If you believe there is evidence your program will have a positive impact, can be scaled up, and is addressing an important educational challenge in Australia, then the next step is to choose a type of trial that best suits your program.
Pilot trials: Test the effect of programs and support their codification prior to large-scale research trials through an independent developmental evaluation.
Efficacy trials: Evaluate the effect of well-codified, promising programs to test whether they can deliver on their promise under ideal and ‘controlled’ conditions, and support its codification prior to scaling across more schools.
Effectiveness trials: Evaluate the effect of well-codified, promising programs to test whether they can deliver full-scale as intended, across more schools under ‘real world’ conditions.
Programs that have demonstrated impact in the effectiveness stage may be good candidates for system investment and support for further scale.
The diagram above shows where in a program’s lifecycle that different types of evaluation are suitable. Two main features of a program will determine its place along this continuum:
- The degree to which it has been well-defined and codified.

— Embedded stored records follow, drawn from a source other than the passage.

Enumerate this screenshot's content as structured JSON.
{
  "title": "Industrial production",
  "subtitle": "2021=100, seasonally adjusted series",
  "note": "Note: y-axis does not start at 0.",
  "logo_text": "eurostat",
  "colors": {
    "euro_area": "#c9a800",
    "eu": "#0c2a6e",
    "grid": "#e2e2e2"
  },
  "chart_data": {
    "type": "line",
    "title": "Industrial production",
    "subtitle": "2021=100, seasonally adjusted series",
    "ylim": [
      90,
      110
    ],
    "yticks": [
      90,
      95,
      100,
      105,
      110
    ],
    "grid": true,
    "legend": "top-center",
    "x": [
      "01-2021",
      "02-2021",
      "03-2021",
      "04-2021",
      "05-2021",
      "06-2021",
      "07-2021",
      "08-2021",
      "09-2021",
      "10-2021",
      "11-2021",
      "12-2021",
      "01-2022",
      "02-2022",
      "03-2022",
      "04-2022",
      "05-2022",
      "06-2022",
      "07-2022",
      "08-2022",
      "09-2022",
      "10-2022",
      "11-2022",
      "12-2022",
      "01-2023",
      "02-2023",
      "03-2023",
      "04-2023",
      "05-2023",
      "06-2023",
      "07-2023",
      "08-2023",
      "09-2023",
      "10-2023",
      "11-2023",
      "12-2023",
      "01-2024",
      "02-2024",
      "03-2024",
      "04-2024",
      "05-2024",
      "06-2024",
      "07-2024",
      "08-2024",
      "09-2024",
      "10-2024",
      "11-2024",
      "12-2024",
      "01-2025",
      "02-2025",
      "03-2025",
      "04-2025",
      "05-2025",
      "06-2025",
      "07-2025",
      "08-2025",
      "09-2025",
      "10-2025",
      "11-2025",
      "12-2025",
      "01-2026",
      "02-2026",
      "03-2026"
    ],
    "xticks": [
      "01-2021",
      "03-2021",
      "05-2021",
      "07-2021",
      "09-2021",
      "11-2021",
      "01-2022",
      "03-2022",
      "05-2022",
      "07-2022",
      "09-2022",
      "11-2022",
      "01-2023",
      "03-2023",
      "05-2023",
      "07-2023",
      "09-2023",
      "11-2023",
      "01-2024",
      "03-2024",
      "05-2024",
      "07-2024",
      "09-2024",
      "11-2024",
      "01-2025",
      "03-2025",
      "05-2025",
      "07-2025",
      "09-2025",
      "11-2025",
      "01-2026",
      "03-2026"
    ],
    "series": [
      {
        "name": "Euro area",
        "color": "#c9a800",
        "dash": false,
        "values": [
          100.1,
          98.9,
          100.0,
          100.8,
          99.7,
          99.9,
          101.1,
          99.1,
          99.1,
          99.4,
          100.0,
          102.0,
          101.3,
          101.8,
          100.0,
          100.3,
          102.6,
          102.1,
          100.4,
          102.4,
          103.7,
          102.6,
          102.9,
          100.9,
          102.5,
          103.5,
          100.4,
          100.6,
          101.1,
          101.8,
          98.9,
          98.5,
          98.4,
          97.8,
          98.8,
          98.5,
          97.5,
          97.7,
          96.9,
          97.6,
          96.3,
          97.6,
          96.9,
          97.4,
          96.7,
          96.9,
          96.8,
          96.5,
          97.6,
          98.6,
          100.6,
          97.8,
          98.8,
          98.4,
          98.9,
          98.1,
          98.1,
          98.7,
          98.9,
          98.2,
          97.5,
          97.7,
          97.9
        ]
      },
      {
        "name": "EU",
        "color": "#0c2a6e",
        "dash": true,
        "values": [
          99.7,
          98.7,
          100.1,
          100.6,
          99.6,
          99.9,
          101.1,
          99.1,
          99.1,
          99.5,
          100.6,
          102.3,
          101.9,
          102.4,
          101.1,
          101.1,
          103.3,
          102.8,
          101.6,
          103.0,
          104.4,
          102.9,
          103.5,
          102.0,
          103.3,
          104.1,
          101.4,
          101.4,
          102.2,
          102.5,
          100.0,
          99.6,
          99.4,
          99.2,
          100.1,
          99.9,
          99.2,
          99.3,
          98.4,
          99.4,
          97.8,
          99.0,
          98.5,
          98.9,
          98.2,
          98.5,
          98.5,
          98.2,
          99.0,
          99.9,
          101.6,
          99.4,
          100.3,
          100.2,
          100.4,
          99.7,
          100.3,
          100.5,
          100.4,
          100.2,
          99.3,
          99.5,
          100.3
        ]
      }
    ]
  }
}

- The strength of the evidence that it is effective.
Here’s what the timeline for a trial might look like, based on our experience with our Learning Impact Fund.
Planning Stage
- Independent evaluators are appointed.
- The applicant, the evaluator and funding body will work together at a first set-up meeting to develop a detailed project plan, evaluation design and budget.
- Investigate potential for co-funding with strategic partners in addition to any co-funding you have already identified.
- Specific, costed plans for project delivery are made, based on the outcomes of the first set-up meeting.
- Milestones are set to assure successful delivery of the project.
Delivery Stage
- In Evidence for Learning’s experience, there would typically be four and six months between the funding approval of a project and delivery beginning in schools. This lag allows time for recruitment of schools, delivery of training and evaluation set-up.
- A delivery timeline is agreed during the planning stage outlined above.